11 Novembre 2018 - 15:09 di

Dopo il pareggio contro il Barcellona, l’ Inter cade a Bergamo contro una bella Atalanta. Il primo tempo vede l’ Atalanta che raccoglie occasioni a grappoli e passa avanti con gol di Hateboer; la ripresa vede subito l’ Inter che pareggia i conti dopo 1 minuto con Icardi, ma si vede che dal punto fisico l’ Atalanta ha qualcosa in più e infatti al minuto 62 Mancini sigla il suo terzo gol in campionato, per’ altro consecutivo. L’ Inter cerca di reagire ma si deve arrendere alla ferocia dell’ Atalanta con la quale trova il terzo gol , con Djimsiti al minuto 88. C’ è spazio pure al quarto gol, con il Papu Gomez che con un bolide trafigge l’ incolpevole Handanovic per la quarta volta in questa partita.

Le parole di Spalletti:

“Nelle prese di posizioni abbiamo perso troppi duelli mentre loro hanno mantenuto costante, dall’inizio alla fine, il loro rendimento. Noi siamo saliti ad inizio ripresa, la gara era nelle condizioni di poter esser vinta da tutti e due, poi da parte nostra c’è stato un altro calo”.

“Quando uscivano dal recinto trovavano un vuoto. Fino al terzino avevano campo libero, dovevamo chiudere meglio i varchi”.

L’espulsione di Brozovic era evitabile? “Non lo so, non ho visto bene il fallo. E’ chiaro che in quel momento un po’ di reazione emotiva ce l’hai, ma non sembrava un fallo così cattivo”.

Le parole di Gasperini:

L’Inter non aveva mai subito gol da calcio di punizione… “Siamo sempre stati bravi, ma ad un certo punto non riuscivamo a segnare su piazzato mentre subivano gol simili. Oltre le punizioni, abbiamo fatto una grande partita. Il loro rigore ad inizio di secondo tempo mi ha fatto arrabbiare, stavamo buttando via una partita giocata davvero bene”.
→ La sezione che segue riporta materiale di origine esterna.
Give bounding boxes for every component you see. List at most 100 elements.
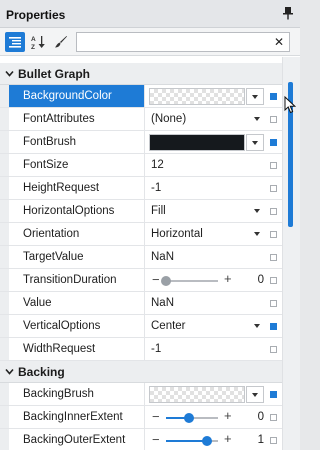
chevron-down-icon[interactable] <box>5 69 14 78</box>
decrement-button[interactable]: − <box>152 410 160 423</box>
dropdown-value: Fill <box>151 205 166 217</box>
property-row-targetvalue[interactable]: TargetValue NaN <box>0 246 282 269</box>
color-dropdown-button[interactable] <box>246 134 264 151</box>
mouse-cursor-icon <box>284 96 296 114</box>
color-swatch[interactable] <box>149 386 245 403</box>
property-marker[interactable] <box>270 323 277 330</box>
property-marker[interactable] <box>270 300 277 307</box>
color-dropdown-button[interactable] <box>246 88 264 105</box>
increment-button[interactable]: + <box>224 432 232 446</box>
property-row-orientation[interactable]: Orientation Horizontal <box>0 223 282 246</box>
slider-track[interactable] <box>166 436 218 446</box>
property-marker[interactable] <box>270 391 277 398</box>
property-row-fontbrush[interactable]: FontBrush <box>0 131 282 154</box>
property-row-fontsize[interactable]: FontSize 12 <box>0 154 282 177</box>
color-swatch[interactable] <box>149 88 245 105</box>
property-value[interactable] <box>146 85 266 107</box>
decrement-button[interactable]: − <box>152 273 160 286</box>
property-value-input[interactable]: NaN <box>146 246 266 268</box>
chevron-down-icon <box>252 393 258 397</box>
property-marker[interactable] <box>270 414 277 421</box>
slider-value: 0 <box>257 411 264 423</box>
vertical-scrollbar[interactable] <box>282 57 300 450</box>
dropdown-value: Horizontal <box>151 228 203 240</box>
property-name: FontSize <box>9 154 145 176</box>
property-value-input[interactable]: 12 <box>146 154 266 176</box>
category-bullet-graph[interactable]: Bullet Graph <box>0 63 282 85</box>
search-input[interactable]: ✕ <box>76 32 290 52</box>
property-row-widthrequest[interactable]: WidthRequest -1 <box>0 338 282 361</box>
chevron-down-icon <box>252 95 258 99</box>
slider-thumb[interactable] <box>201 436 212 446</box>
property-row-backgroundcolor[interactable]: BackgroundColor <box>0 85 282 108</box>
property-row-heightrequest[interactable]: HeightRequest -1 <box>0 177 282 200</box>
property-name: BackgroundColor <box>9 85 145 107</box>
value-slider[interactable]: − + 1 <box>146 429 266 450</box>
close-icon[interactable]: ✕ <box>274 35 284 49</box>
property-marker[interactable] <box>270 139 277 146</box>
property-marker[interactable] <box>270 277 277 284</box>
slider-track[interactable] <box>161 276 218 286</box>
property-value-dropdown[interactable]: (None) <box>146 108 266 130</box>
property-marker[interactable] <box>270 231 277 238</box>
property-name: FontBrush <box>9 131 145 153</box>
property-value-input[interactable]: -1 <box>146 338 266 360</box>
property-row-value[interactable]: Value NaN <box>0 292 282 315</box>
property-row-backinginnerextent[interactable]: BackingInnerExtent − + 0 <box>0 406 282 429</box>
decrement-button[interactable]: − <box>152 433 160 446</box>
property-name: BackingInnerExtent <box>9 406 145 428</box>
category-backing[interactable]: Backing <box>0 361 282 383</box>
slider-track[interactable] <box>166 413 218 423</box>
property-marker[interactable] <box>270 254 277 261</box>
increment-button[interactable]: + <box>224 272 232 286</box>
property-marker[interactable] <box>270 116 277 123</box>
property-value-dropdown[interactable]: Horizontal <box>146 223 266 245</box>
property-marker[interactable] <box>270 185 277 192</box>
color-dropdown-button[interactable] <box>246 386 264 403</box>
property-value-input[interactable]: NaN <box>146 292 266 314</box>
property-value[interactable] <box>146 131 266 153</box>
slider-value: 0 <box>257 274 264 286</box>
slider-thumb[interactable] <box>161 276 171 286</box>
increment-button[interactable]: + <box>224 409 232 423</box>
pin-icon[interactable] <box>283 7 293 20</box>
title-bar: Properties <box>0 0 300 28</box>
value-slider[interactable]: − + 0 <box>146 406 266 428</box>
slider-thumb[interactable] <box>184 413 195 423</box>
property-row-fontattributes[interactable]: FontAttributes (None) <box>0 108 282 131</box>
value-slider[interactable]: − + 0 <box>146 269 266 291</box>
property-marker[interactable] <box>270 93 277 100</box>
property-marker[interactable] <box>270 437 277 444</box>
color-swatch[interactable] <box>149 134 245 151</box>
property-row-horizontaloptions[interactable]: HorizontalOptions Fill <box>0 200 282 223</box>
property-value[interactable] <box>146 383 266 405</box>
property-name: WidthRequest <box>9 338 145 360</box>
property-grid: Bullet Graph BackgroundColor FontAttribu… <box>0 57 282 450</box>
property-name: HorizontalOptions <box>9 200 145 222</box>
slider-value: 1 <box>257 434 264 446</box>
property-marker[interactable] <box>270 162 277 169</box>
property-row-verticaloptions[interactable]: VerticalOptions Center <box>0 315 282 338</box>
property-value-dropdown[interactable]: Center <box>146 315 266 337</box>
chevron-down-icon <box>254 232 260 236</box>
chevron-down-icon[interactable] <box>5 367 14 376</box>
property-row-backingbrush[interactable]: BackingBrush <box>0 383 282 406</box>
sort-az-icon: A Z <box>31 36 45 50</box>
property-row-backingouterextent[interactable]: BackingOuterExtent − + 1 <box>0 429 282 450</box>
alphabetical-view-button[interactable]: A Z <box>28 32 48 52</box>
property-value-dropdown[interactable]: Fill <box>146 200 266 222</box>
property-name: VerticalOptions <box>9 315 145 337</box>
property-row-transitionduration[interactable]: TransitionDuration − + 0 <box>0 269 282 292</box>
svg-text:Z: Z <box>31 44 35 50</box>
property-marker[interactable] <box>270 346 277 353</box>
category-label: Backing <box>18 365 65 379</box>
property-name: HeightRequest <box>9 177 145 199</box>
property-name: BackingOuterExtent <box>9 429 145 450</box>
slider-fill <box>166 440 207 442</box>
category-label: Bullet Graph <box>18 67 91 81</box>
property-value-input[interactable]: -1 <box>146 177 266 199</box>
brush-button[interactable] <box>51 32 71 52</box>
categorized-view-button[interactable] <box>5 32 25 52</box>
chevron-down-icon <box>254 117 260 121</box>
property-marker[interactable] <box>270 208 277 215</box>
Avete ritrovato Ilicic… “Se perdi giocatori importanti per così tanto tempo la squadra ne soffre, vale anche per le big con rose ampie”.

Qual è il segreto della vostra condizione atletica? “Ma la condizione non è separata da tutto il resto, è un periodo in cui stiamo bene. Giochiamo con più precisione, velocità e concretezza in attacco. I numeri sono a nostro favore”.